Tous les verts ne produisent pas le même effet en association avec le gris clair. Les verts vifs ou acides peuvent vite donner un caractère daté, voire agressif, surtout couplés à des surfaces laquées. À l’inverse, les verts légèrement « cassés » par du gris évoquent davantage la nature et supportent mieux la répétition quotidienne. Un vert d’eau tendant vers le bleu créera une atmosphère fraîche, presque balnéaire, tandis qu’un vert sauge rappellera davantage les jardins méditerranéens.

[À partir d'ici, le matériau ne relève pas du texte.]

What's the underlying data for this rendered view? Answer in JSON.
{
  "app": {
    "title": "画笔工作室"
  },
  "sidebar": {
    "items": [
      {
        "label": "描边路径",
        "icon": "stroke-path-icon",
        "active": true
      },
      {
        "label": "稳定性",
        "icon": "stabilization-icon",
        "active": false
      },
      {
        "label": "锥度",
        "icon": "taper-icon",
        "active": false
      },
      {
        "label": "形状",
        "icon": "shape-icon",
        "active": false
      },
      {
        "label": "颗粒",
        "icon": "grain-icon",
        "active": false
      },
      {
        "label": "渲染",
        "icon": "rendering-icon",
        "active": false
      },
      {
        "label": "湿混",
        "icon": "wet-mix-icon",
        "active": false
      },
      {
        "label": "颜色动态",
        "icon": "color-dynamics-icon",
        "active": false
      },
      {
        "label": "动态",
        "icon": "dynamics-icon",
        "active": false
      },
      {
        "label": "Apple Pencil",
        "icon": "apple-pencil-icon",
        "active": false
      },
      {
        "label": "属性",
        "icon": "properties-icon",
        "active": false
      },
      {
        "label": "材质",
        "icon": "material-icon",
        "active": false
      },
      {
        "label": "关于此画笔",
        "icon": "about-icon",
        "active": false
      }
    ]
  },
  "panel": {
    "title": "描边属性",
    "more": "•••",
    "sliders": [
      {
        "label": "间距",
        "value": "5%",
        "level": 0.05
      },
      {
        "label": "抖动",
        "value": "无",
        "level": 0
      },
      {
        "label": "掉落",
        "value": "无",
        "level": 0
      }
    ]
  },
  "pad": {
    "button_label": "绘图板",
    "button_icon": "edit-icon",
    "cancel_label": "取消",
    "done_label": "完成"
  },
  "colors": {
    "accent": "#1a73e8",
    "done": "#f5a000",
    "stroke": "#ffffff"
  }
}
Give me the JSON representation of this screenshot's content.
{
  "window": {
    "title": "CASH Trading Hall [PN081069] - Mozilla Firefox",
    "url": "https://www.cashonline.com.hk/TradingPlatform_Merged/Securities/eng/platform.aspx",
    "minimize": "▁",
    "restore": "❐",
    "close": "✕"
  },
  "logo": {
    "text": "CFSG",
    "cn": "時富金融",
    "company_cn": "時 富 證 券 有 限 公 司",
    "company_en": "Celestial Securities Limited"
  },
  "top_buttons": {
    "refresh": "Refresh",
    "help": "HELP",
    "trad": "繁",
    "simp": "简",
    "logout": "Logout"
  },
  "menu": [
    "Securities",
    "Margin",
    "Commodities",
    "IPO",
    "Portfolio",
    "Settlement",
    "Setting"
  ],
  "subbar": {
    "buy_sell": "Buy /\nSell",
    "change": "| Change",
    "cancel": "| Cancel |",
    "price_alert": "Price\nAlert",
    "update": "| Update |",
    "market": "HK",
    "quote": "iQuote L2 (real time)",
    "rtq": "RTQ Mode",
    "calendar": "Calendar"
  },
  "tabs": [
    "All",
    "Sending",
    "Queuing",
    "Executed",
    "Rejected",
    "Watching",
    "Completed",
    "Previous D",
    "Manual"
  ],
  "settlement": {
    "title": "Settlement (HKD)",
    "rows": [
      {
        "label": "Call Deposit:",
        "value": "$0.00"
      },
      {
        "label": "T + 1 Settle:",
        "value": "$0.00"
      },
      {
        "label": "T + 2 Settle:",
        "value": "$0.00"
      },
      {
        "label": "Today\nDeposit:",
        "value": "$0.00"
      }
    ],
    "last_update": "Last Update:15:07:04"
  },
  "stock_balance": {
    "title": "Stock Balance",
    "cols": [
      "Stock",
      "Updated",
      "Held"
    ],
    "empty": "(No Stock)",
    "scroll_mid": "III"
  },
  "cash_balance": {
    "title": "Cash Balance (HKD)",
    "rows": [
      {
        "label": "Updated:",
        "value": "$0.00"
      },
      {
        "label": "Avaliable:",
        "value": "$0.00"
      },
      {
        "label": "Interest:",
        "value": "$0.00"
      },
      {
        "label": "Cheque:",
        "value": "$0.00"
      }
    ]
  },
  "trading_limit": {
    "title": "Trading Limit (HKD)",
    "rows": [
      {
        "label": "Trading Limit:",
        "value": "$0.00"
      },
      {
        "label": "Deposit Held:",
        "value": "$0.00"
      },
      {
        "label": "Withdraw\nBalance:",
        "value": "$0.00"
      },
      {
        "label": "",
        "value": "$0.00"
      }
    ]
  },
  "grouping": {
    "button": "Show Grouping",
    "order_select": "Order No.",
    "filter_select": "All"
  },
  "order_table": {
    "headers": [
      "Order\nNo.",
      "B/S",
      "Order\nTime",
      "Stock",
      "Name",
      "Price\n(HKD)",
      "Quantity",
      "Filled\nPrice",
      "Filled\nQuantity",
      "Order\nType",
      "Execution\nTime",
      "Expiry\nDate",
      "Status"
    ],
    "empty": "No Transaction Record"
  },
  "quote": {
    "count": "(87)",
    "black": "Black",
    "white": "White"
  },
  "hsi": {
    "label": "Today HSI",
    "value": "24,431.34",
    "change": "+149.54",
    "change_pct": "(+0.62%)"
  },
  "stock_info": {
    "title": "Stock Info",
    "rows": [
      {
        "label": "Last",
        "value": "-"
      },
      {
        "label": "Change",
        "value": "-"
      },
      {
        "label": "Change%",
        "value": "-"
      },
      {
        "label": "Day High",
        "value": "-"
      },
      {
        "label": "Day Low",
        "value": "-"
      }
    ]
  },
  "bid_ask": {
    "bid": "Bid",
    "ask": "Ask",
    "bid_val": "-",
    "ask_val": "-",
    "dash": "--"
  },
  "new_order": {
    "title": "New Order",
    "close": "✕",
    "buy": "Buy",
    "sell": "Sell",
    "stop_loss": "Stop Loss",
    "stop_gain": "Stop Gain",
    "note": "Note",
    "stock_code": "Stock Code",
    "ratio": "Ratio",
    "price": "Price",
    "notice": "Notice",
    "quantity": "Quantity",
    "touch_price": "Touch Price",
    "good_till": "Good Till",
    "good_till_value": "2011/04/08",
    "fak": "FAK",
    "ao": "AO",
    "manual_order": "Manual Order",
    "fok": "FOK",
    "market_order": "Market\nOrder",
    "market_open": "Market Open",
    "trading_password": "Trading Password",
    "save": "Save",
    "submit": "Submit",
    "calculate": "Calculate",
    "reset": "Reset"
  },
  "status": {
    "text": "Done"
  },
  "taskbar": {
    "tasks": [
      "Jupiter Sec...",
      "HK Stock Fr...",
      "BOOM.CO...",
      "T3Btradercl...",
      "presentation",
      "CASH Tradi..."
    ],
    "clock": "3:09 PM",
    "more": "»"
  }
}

Dans une cuisine orientée nord, un vert olive clair contribue à réchauffer l’ambiance en apportant une nuance plus terreuse, sans basculer dans le jaune. Ce type de teinte fonctionne bien sur un pan de mur ou un soubassement, combiné à des meubles gris clair. Pour limiter les risques, il est conseillé de réserver les verts plus sombres – bouteille, forêt – aux accessoires : affiches encadrées, luminaires, vaisselle exposée. Ils dessinent ainsi des points de repère visuels sans assombrir la pièce.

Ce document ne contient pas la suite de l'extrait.